This is a form of the Packing Problem.

Here are your options:

  • Brute force it as Gajet has mentioned. This can be aided by doing a pre-evaluation of existing space in your world grid, so as to find maximal axis-aligned bounding boxes. This article should give you some insight into how one developer applied solutions to the Packing Problem, in regards to packing arbitrarily-sized sprites into a spritesheet.
  • Use a more physically-based approach to the Packing Problem; I call this "Place-and-Grow" for lack of having seen a better term elsewhere. Select a single pixel/cell of your bitmap/source grid to place -- I would start with the centremost pixel. Randomly pick a position in your bacgkround bitmap / destination grid, to place it on. Keep randomising till you find an open space (this process can be optimised in other ways). If it is now overlapping a solid pixel eg. on the left side, push it out in the opposite direction instead (same applies vice versa and for top/bottom). If you now find it in an empty space once more, you're good to go to the next step. "Grow" the pixel in in all 8 directions around itself, in terms of the source grid / bitmap.

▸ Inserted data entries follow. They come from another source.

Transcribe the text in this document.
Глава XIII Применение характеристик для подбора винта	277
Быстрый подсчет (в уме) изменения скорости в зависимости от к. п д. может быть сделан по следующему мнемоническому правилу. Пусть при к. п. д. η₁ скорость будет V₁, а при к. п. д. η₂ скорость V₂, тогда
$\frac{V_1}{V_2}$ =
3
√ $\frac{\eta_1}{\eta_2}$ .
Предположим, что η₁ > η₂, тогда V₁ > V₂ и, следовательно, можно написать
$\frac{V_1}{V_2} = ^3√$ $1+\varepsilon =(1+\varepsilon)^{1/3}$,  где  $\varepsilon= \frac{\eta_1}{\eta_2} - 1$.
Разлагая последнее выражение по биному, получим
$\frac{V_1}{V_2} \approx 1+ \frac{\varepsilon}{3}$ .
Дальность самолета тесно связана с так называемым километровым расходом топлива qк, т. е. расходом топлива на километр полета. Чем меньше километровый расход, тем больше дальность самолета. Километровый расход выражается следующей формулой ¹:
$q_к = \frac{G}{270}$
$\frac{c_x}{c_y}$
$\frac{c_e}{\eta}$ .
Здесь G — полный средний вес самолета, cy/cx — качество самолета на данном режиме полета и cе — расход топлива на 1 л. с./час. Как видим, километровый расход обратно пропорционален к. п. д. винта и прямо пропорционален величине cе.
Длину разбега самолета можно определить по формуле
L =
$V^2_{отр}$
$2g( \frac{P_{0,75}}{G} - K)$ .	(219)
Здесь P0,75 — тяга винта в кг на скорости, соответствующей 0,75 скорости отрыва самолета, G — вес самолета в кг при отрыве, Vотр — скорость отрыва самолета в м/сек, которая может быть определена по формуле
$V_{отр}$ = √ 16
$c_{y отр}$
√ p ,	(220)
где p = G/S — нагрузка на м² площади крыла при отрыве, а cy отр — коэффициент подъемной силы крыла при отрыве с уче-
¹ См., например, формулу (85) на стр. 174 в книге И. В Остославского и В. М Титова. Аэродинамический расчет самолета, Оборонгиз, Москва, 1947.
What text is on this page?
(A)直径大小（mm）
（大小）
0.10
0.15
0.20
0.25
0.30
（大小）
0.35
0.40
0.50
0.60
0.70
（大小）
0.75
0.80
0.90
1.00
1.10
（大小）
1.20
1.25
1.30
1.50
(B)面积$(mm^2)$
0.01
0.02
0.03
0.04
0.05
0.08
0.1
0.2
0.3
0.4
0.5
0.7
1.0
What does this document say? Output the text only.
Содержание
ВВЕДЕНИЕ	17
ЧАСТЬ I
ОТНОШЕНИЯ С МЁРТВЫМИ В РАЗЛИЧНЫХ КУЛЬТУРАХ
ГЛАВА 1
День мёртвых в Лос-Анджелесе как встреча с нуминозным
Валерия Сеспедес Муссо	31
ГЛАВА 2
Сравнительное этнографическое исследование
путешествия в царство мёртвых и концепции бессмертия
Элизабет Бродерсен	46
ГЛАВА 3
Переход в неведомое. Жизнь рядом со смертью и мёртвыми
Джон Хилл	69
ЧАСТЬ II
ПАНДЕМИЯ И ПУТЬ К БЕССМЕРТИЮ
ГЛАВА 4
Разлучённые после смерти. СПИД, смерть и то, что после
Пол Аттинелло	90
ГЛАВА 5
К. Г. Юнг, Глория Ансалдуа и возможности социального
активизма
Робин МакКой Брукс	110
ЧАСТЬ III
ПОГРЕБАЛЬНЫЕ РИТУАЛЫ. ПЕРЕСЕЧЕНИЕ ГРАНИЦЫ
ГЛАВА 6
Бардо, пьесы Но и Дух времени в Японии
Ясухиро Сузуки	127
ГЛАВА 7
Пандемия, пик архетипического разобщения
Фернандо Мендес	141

Then go back and repeat the shifting step to ensure it's not overlapping anything. Rinse, repeat. Eventually you will get to a point where either your image is completely drawn in to background space, or you cannot expand it anymore in any direction, and will have to try again. Basically this approach is described as "physical" because you are pushing away from any boundaries you meet -- until such time as the algorithm is done or it falls out because there is no space on any side to push out toward.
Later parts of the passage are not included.